Another challenge was our ambitious goal to encompass early phase dose finding trials across diverse interventions (both pharmacological and non-pharmacological) and disease areas. Given the variations in terminologies and trial designs in areas such as first-in-human trials, oncology, and non-oncology trials, it was imperative for the Define executive committee to precisely define the scope of the guidelines.1

While we anticipated various modifications and additions to the standard Spirit and Consort checklists, what took us by surprise was the sheer number of items that emerged as critically important. Furthermore, while we initially expected participation from around 100 people in the Delphi survey, we were astounded to have 206 participants from 24 different countries contribute to shaping the guidelines2.

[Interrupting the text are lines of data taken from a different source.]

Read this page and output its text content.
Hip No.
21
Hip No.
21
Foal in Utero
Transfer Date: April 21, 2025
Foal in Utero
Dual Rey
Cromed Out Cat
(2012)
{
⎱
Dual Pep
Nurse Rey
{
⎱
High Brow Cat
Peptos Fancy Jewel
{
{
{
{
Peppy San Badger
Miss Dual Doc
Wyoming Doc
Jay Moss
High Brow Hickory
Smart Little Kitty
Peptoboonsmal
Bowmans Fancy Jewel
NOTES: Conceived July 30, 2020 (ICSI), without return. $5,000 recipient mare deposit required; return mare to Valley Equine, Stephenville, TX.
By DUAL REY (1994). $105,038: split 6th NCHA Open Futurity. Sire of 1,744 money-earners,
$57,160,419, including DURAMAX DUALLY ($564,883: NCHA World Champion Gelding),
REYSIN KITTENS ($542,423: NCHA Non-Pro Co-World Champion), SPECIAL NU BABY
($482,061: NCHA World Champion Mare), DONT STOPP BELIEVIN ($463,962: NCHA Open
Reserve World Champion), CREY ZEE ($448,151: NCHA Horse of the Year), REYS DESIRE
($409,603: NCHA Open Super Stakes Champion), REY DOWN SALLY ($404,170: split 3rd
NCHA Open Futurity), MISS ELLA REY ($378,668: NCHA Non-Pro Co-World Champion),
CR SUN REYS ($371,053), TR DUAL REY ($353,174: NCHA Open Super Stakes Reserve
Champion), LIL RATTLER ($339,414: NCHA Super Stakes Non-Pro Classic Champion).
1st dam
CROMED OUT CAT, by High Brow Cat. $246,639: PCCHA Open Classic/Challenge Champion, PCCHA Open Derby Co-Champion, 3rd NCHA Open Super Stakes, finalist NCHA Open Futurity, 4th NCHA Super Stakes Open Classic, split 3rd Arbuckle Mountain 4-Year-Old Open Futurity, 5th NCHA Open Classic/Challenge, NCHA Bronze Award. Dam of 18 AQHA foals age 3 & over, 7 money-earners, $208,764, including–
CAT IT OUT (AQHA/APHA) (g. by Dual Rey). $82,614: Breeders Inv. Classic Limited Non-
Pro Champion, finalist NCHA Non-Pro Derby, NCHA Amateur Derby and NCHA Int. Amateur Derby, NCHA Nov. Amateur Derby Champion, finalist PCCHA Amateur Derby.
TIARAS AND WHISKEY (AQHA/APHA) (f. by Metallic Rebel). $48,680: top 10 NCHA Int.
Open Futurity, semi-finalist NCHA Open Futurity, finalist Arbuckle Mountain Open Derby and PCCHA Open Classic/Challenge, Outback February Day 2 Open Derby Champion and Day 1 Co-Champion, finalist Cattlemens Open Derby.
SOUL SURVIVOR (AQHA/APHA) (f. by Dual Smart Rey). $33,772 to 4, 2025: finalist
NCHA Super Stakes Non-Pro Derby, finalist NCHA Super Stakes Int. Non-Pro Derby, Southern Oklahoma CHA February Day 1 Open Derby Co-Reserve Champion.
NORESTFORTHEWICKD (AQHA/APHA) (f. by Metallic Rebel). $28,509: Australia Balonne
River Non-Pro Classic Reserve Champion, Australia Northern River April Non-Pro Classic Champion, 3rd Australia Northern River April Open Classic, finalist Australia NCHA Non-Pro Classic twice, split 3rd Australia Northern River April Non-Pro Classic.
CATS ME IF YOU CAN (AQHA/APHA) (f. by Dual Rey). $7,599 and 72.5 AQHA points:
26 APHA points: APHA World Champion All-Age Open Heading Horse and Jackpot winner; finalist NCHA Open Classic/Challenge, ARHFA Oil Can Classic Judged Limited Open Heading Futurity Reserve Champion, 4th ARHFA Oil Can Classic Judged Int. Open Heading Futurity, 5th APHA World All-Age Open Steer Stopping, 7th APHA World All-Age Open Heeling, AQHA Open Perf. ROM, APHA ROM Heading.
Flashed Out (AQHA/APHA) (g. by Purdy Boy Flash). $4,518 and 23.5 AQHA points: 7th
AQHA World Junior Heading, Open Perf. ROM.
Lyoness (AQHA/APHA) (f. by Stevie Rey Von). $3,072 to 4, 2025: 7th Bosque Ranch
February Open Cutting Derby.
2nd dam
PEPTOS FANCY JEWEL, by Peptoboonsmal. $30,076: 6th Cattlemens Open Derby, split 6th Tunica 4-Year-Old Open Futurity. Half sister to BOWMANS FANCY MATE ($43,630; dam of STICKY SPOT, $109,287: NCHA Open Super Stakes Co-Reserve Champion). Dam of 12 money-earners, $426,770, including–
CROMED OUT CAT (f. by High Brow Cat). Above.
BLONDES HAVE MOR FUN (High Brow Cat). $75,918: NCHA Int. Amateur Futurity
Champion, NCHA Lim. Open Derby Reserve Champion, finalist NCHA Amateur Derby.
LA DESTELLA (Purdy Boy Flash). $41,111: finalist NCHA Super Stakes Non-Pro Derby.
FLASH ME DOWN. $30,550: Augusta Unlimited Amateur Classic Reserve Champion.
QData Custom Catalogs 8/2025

The development of these checklists published in The BMJ is just the beginning;34 their consideration and thoughtful implementation is now urgently required. Early phase dose finding trials play a vital role in establishing the foundation for future clinical development. To genuinely enhance their transparency and reporting quality, implementation is the key. Given the recent Reproducibility and Research Integrity 2023 initiative by the UK government5 and similar efforts worldwide, we anticipate the Define guidelines will improve reporting quality and ultimately reduce research inefficiencies and inconsistencies, driving pivotal advances in clinical care.

High quality early clinical trial reporting is not optional—it is our commitment to the patients we serve and a fundamental aspect of conducting high quality research. Together, we can make a difference in the reporting of early phase dose finding trials, improve clinical care, and reap the societal benefits of transformative clinical research.

Acknowledgments

Define executive committee; Consort-Define is funded by the MRC-NIHR Methodology Research Programme (Grant: MR/T044934/1). The Institute of Cancer Research Clinical Trials and Statistics Unit receives programmatic infrastructure funding from Cancer Research UK (C1491/A25351) which has contributed to accelerating the advancement and successful completion of this work.

Footnotes

  • Competing interests: none declared.

  • Provenance and peer review: commissioned, not peer reviewed.